Although Ca is only one factor contributing to bone mass and strength, it is essential for skeletal mineralization and bone development, especially in individuals with a low intake (20). Thus, adequate dietary Ca intake is considered to be beneficial and has been widely recommended. However, Ca intake exceeding the upper limit was associated with the increased risk of adverse events, such as hypercalciuria, hypercalcemia, and kidney stones (21, 22, 23). Therefore, it is important to balance potential risks against potential benefits. Our results supported that increased dietary Ca intake will be beneficial to bone health in the low Ca intake population. A meta-analysis concluded that Ca intake within tolerable upper intake levels (2000 to 2500 mg/d) is not associated with cardiovascular disease risk in generally healthy adults (24). However, this conclusion still needs to be confirmed by larger prospective studies.

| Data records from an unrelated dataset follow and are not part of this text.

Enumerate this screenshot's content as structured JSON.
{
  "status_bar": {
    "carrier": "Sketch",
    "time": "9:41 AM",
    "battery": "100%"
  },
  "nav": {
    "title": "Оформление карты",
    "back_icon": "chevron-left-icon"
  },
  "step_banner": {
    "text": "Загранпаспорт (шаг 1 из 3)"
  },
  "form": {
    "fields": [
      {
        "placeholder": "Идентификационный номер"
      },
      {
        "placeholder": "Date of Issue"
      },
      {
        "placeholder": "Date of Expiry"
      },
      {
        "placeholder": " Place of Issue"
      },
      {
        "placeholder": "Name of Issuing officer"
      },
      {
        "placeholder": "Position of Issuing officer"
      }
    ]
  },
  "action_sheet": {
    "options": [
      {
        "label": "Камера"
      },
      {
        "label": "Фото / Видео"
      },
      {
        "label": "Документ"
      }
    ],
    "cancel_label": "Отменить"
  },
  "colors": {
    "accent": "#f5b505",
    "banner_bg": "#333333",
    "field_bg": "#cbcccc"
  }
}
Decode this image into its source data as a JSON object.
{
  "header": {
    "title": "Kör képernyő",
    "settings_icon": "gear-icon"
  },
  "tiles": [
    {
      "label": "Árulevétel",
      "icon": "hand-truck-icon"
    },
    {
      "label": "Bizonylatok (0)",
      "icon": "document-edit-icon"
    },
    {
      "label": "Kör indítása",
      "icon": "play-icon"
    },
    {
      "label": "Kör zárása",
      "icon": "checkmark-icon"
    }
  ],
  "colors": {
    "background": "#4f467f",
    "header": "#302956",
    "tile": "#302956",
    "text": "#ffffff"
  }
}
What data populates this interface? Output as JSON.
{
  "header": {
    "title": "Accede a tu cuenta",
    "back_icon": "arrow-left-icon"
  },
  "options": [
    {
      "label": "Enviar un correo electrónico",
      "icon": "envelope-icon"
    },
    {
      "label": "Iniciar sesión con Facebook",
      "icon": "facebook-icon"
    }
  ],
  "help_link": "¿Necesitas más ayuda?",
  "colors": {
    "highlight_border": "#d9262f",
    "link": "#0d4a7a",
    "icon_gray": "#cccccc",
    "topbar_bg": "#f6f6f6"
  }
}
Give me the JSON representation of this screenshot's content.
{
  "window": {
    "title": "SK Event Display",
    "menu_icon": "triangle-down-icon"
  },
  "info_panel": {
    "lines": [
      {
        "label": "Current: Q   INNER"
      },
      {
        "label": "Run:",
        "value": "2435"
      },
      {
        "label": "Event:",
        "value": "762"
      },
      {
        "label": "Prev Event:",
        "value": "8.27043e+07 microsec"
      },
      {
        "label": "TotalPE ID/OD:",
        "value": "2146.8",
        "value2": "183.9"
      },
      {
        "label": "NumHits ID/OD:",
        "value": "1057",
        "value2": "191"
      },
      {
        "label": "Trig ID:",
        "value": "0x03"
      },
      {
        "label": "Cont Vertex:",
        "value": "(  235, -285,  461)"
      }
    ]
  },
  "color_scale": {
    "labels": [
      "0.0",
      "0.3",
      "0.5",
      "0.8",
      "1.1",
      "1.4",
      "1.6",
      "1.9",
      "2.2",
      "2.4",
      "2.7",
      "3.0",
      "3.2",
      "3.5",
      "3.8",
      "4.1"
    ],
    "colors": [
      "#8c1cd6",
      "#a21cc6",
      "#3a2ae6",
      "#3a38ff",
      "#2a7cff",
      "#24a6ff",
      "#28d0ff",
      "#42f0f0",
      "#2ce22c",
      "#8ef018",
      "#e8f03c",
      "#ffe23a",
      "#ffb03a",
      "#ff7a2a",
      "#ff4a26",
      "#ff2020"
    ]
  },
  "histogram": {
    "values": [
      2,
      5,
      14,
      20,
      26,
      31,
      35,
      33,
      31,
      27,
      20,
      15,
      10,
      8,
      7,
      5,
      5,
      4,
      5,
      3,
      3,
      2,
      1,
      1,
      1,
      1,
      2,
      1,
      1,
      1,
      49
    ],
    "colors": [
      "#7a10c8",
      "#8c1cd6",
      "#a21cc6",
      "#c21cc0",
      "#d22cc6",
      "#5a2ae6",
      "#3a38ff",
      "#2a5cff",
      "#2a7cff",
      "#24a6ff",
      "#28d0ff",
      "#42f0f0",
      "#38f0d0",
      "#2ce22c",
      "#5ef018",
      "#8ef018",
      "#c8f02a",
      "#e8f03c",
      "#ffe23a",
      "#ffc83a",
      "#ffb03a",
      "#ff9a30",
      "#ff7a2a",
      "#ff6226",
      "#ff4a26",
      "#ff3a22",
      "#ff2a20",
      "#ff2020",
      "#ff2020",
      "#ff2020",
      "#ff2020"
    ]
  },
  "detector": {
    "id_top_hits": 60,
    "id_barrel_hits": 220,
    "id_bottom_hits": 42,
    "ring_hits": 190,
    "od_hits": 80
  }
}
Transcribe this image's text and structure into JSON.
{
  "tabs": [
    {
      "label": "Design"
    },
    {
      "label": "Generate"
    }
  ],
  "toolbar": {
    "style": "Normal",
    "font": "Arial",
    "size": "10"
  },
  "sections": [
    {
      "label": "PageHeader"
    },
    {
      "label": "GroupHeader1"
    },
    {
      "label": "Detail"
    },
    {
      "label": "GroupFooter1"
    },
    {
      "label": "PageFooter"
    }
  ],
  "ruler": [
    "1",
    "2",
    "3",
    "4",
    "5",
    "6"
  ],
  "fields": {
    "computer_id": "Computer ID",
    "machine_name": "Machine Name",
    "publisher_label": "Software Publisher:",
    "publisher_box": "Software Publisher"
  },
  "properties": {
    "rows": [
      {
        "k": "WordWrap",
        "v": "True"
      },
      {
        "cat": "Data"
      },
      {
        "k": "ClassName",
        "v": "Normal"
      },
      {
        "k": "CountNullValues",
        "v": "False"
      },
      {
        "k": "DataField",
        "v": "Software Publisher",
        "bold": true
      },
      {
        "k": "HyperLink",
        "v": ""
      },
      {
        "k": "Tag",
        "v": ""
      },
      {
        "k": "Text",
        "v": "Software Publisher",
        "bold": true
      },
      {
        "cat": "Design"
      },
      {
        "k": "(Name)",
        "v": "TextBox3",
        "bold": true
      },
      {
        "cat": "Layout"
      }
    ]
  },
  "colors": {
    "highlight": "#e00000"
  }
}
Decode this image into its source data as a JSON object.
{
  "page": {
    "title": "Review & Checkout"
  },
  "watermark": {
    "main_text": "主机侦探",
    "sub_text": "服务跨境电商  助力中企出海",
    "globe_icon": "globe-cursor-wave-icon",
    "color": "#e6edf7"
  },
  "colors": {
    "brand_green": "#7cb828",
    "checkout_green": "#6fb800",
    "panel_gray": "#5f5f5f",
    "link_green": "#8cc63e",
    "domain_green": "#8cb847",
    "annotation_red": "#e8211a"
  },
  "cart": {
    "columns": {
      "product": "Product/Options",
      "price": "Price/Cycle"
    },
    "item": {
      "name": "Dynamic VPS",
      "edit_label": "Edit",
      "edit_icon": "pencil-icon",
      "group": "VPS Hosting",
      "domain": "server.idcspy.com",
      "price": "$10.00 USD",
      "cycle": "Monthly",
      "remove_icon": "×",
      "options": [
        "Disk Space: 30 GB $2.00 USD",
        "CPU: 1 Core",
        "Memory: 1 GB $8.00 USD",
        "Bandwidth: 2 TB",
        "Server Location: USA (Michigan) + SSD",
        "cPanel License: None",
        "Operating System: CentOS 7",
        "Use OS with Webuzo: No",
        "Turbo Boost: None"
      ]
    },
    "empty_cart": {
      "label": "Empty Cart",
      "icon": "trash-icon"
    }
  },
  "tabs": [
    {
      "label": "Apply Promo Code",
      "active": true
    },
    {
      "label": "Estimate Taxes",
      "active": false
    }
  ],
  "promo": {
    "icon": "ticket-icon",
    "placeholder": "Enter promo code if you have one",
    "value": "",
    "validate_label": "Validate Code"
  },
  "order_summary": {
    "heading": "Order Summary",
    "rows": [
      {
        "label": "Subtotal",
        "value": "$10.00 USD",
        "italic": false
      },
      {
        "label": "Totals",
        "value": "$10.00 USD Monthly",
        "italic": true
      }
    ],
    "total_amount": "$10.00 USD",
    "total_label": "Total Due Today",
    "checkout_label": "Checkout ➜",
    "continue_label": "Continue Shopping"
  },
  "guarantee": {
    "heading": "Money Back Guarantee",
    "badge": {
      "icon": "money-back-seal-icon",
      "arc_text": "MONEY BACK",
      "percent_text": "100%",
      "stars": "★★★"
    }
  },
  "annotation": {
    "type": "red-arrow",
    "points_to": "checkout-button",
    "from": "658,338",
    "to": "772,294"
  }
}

The biggest strength of this study is that the present study includes representative samples of the multiracial population and better generalizability of the US population. Besides, the large sample size allows us to conduct further subgroup analysis. There are also some limitations in our study. First, the observational design of the cross-sectional study does not allow us to determine whether dietary Ca intake influences change in total BMD over time and the cause-effect relations can not be assessed. Second, the use of the 24-h dietary recalls may not reflect habitual intakes, relies on memory, and is susceptible to over-reporting and under-reporting. Besides, the methodology that dietary intake was assessed does not correct for systematic bias that can create excessive noise in the estimation of dietary intake (25). Third, the biases caused by other potential confounding factors are not excluded. For example, as the database of NHANES 1999–2006 lacks the information of dietary vitamin D intake, we did not adjust this potential confounding factor in the present study.

Overall, this cross-sectional study indicated that a considerable proportion of children and adolescents aged 8–19 years would attain greater total BMD if they increased their dietary Ca intake. However, higher dietary Ca intake (more than 2.6–2.8 g/d) is associated with lower total BMD in females, blacks, and 12–15 year old adolescents group. Such a conclusion would warrant further prospective studies of intervention trials.

Declaration of interest

The authors declare that there is no conflict of interest that could be perceived as prejudicing the impartiality of the research reported.

Funding

This work did not receive any specific grant from any funding agency in the public, commercial, or not-for-profit sector.

Ethical statement

The ethics review board of the National Center for Health Statistics approved all NHANES protocols, and written informed consents were obtained from all participants or their proxies.

Author contribution statement

K Y P and C Y Z contributed to data collection, analysis, and writing of the manuscript. X C Y contributed to study design. Z X Z contributed to study design and writing of the manuscript.